Scot Malloy, cofounder of Red Seal Systems, got his EE degree from Lehigh University, in Bethlehem, Pa., and worked at a variety of engineering companies in Pennsylvania in the late '80s and early ’90s. He developed hardware and software for hospitals and consulted for the aerospace and petrochemical industries. Then, in 1993, he moved to San Francisco to take a job with Documentum, a start-up in Pleasanton, Calif., that had developed a document-management system—a tool for securely tracking, storing, and backing up information. It was used, for instance, to manage the piles of paperwork involved in the development and approval of the drug Prozac.

“I had always wanted to come here,” Malloy says. “Silicon Valley is where the action is for someone in technology.” At the time, his girlfriend, now his wife, also was eager to move back to the Bay Area.

“It was interesting times,” Malloy said. After a recession in the late '80s, Silicon Valley was starting to boom again. Malloy essentially got a degree in start-ups at Documentum, as the company went through a complete growth cycle, with an IPO in 1995, and then continued growth.

Malloy walked away in 1999 with enough money for a down payment on a house and experience that was priceless. “That sealed the deal for me,” he says. “From that point on, I wanted to do my own start-up.”

In 1999, at the height of the dot-com bubble, he joined Reactivity, a company in Belmont, Calif., that developed secure XML-based infrastructure products, and he did consulting for start-ups. A year later, Reactivity spun out a company called CenterRun, a product that enables customers to rapidly provision, track, and update their networked application services across many network devices, and Malloy went along as its first non-founder employee. But times were getting tough, and after 9/11, they got a lot more difficult. “It was hard to get funding, hard to get customers to spend money on technology,” he says. In 2003, Sun bought the technology, which it now uses to distribute software to server farms.

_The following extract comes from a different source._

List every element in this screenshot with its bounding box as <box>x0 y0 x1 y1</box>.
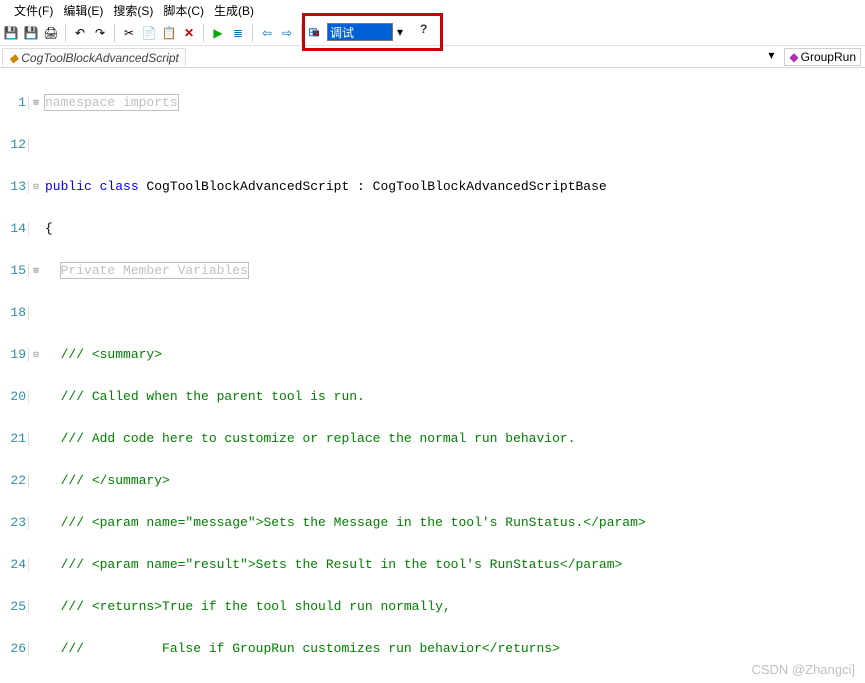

Back in the early days of CenterRun, Malloy and the chief technology officer, Alain Mayer, had discussed Mayer’s idea of combining information from the various products that make up a network—routers, firewalls, and so forth—to identify problem areas that no network-security package could find using just a part of that data.

After the sale of CenterRun to Sun, Malloy and Mayer spent about a month and a half trying to find out if any other companies were providing such third-party data analysis. They determined that the field was wide open.

Malloy and Mayer met up with Brian Laing, an entrepreneur pitching a similar concept, and they made the rounds of the venture capital community.

“The VCs in 2003 were very cautious. Many were nursing along existing investments and weren’t opening new investments yet,” Malloy recalls. “I kept telling myself that it was the worst time to be doing this, but we were convinced we had a good idea.”

Things started looking up in 2004. In the second half of that year, the company, now called Red Seal, got $14 million from Venrock Associates, Sutter Hill Ventures, and Leapfrog Ventures. For Malloy, the money came just in time.

“I went right up to the edge financially,” he said. “My wife was none too pleased with me at that point, and I was about to step back from it and go out and get a job.”

In the fall of 2004, Red Seal leased office space and began buying equipment and hiring people. The company now has 33 employees, mostly engineers, and is about to add a sales and marketing staff. It came out of stealth mode on 12 June. Red Seal has developed a rack-mounted appliance, essentially a dedicated PC that can be installed in any large computing environment in half an hour. It can analyze the network on demand and spit out visualizations of security issues and suggestions for fixes. The company just started beta testing, and it plans to ship its first commercial products this month.